Ernst Loewy an seine Eltern, 27. Dezember 1935
Schniebinchen, den 27. 12.
Meine Lieben!
Ich habe Euren Brief erhalten und gleichzeitig einen von Lore mit einem ganz reizenden Bild. Nun zu Anfang noch. Ich kann Euch nicht mehr ganz so oft schreiben. Es ist in der letzten Woche viel zu viel geschrieben worden, so daß mit den vorhandenen Marken gespart werden muß. Mir geht es immer noch sehr gut. Ich will nun Eure Fragen der Reihe nach beantworten. Ersteres einmal ist das, wie ich jetzt noch gehört habe, mit dem 2. Februar noch nicht bestimmt. Dann fragt Ihr nach der Auslese. Ilse Finn hat über die Jugendhilfe gesprochen und uns dabei noch mehr Angst gemacht, als damals Hans Sternberg in seinem Rundschreiben. Die Auslese findet so statt, daß das Allgemeinbenehmen gewertet ist. Nicht das Können, sondern nur, wie man sich eben anstellt. Daß nur 28 mitkommen, stimmt nicht. Wenn sich alle ordentlich benehmen, können alle mitkommen. Die englische Regierung gibt so viel Zertifikate, wie angefordert werden. Daß wir schon so früh wegkommen, hat auch nichts mit einer
Etwas habe ich noch vergessen. Vater fragt nach der Landschaft. Der Boden ist hier etwas [..], in der Ferne sieht man höhere Berge, Vorläufer des Erzgebirges.
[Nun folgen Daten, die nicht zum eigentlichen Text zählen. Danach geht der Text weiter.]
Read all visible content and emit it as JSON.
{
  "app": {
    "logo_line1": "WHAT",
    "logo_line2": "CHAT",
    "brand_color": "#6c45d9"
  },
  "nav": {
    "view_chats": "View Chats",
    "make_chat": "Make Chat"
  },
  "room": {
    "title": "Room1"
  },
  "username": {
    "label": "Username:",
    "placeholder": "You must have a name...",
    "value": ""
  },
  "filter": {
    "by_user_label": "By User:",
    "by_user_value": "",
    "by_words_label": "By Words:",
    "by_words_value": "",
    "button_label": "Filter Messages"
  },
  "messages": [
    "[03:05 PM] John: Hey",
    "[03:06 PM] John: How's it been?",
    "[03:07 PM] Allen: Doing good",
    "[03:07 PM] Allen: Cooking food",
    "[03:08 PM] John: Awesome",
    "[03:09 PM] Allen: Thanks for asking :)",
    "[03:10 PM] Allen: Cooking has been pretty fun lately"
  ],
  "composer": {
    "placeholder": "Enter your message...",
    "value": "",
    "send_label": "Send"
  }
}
etwaigen Sperre zu tun. Wir kommen nur deshalb schon so früh weg, weil unsere Wohnungen drüben schon fertig sind. Bei einem der vorigen Lager sind von 40 nur 28 mitgekommen. Das muß nicht immer so sein.
Mit den andern Chawerim stehe ich sehr gut. Sie sind fast alle sehr nett. Besonders ein Junge aus Berlin, Rolf Schwarz. Mit den Krefeldern bin ich auch oft zusammen. Am Anfang haben wir immer zusammen gegessen, bis Herbert Rülf (gen. Rülps) unsern Gdud (Ortsgruppe) aufgelöst hat.
Iwrith-Kurse sind hier 4, je nach dem Können der einzelnen. Wir sind in der mittleren Gruppe, die Rülps selbst leitet. Die tiefste leitet Erika Kratzer (gen. Kakel), und die beiden oberen leitet Ruth Weiss, die ungeheuer viel Iwrith kann. Abends haben wir entweder Freizeit oder Sichoth. Sonst haben wir noch einen Kurs „Zion. Geschichte“ und „Palästinakunde“. Einen Tag den Kurs, den nächsten Tag den ändern.
H. Rülf ist ein sehr netter Kerl und Erika auch.
Rülps ist mit Deinem Religionslehrer nur entfernt verwandt. Voriges Jahr ist er gestorben. Er selbst ist aus Detmold, Erika aus Bielefeld.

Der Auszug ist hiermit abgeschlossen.